The novel’s resolution weaves together the major themes and motifs. In Chapter 13, Kell succeeds in dispelling the stone’s magic because his will to protect is stronger than its corrupting influence. This simultaneously cements and severs the stone’s connection to the theme of Power as a Path to Corruption: Kell rejects its call and sends it away with someone he trusts to ensure it cannot tempt anyone else. In Chapter 14, Lila holds the silver pocket watch when she says that Grey London no longer has anything for her, cementing its connection to the theme of family. She has lost Barron, who was essentially her father. Her choices and their consequences have changed her too much for her to return to her old life or her home world. Lila looks toward the future and a new adventure, showing that although she has changed and mourns Barron’s loss, she has not lost her independent spirit.
Kell’s family dynamics have changed as well. His smuggling cost him the trust of the king, queen, and citizenry of Red London, but the bond between him and Rhy remains as unshakeable as ever. Rhy has learned his own lesson about Choice and Consequence, as demonstrated by the tears he sheds when he explains that he accepted the Danes’ gift because he wanted to be strong: “I could have doomed my city to war or chaos or collapse” (394). Rhy’s ability to acknowledge his mistakes shows growth and maturity. Although the worlds are now safe from the threat of the Dane twins and the black stone, some of the characters’ choices have lasting consequences.
With their quest complete, Kell and Lila say their goodbyes in Chapter 14. Kell brings the story full circle by giving Lila a kiss for good luck just as she kissed him before they traveled between worlds for the first time in Chapter 8. Looking at Lila in their last scene together, he sees “a cutthroat and a thief, a valiant partner and a strange, terrifying girl” (397). Although Kell and Lila part ways, the admiration they’ve developed for one another sets the stage for the romance that blossoms between them later in the series.

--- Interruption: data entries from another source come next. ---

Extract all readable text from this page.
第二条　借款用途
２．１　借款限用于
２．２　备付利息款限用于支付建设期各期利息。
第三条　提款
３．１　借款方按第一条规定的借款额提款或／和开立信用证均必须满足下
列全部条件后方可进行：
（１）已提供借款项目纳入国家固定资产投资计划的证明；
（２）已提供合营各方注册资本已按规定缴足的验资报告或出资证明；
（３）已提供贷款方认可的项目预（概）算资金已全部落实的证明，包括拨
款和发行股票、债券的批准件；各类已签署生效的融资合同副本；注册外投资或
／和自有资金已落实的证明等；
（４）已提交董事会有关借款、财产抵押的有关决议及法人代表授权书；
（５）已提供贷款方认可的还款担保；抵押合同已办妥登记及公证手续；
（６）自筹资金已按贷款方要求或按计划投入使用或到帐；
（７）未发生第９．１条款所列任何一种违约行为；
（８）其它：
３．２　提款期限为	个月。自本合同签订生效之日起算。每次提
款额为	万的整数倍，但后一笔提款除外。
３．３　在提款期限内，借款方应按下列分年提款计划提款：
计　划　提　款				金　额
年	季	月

The story ends with Lila rather than the protagonist. she achieves her wish for freedom and appears to be on the verge of realizing her dream of piracy as well. Just as Lila sets her sights on new adventures at the end of the novel, so, too, does the author leave room to explore new sides of these characters in future installments, particularly Lila’s Antari nature and Kell’s lost memories. Schwab provides a happy ending that resolves the novel’s major conflicts while leaving several open questions for her future books to answer.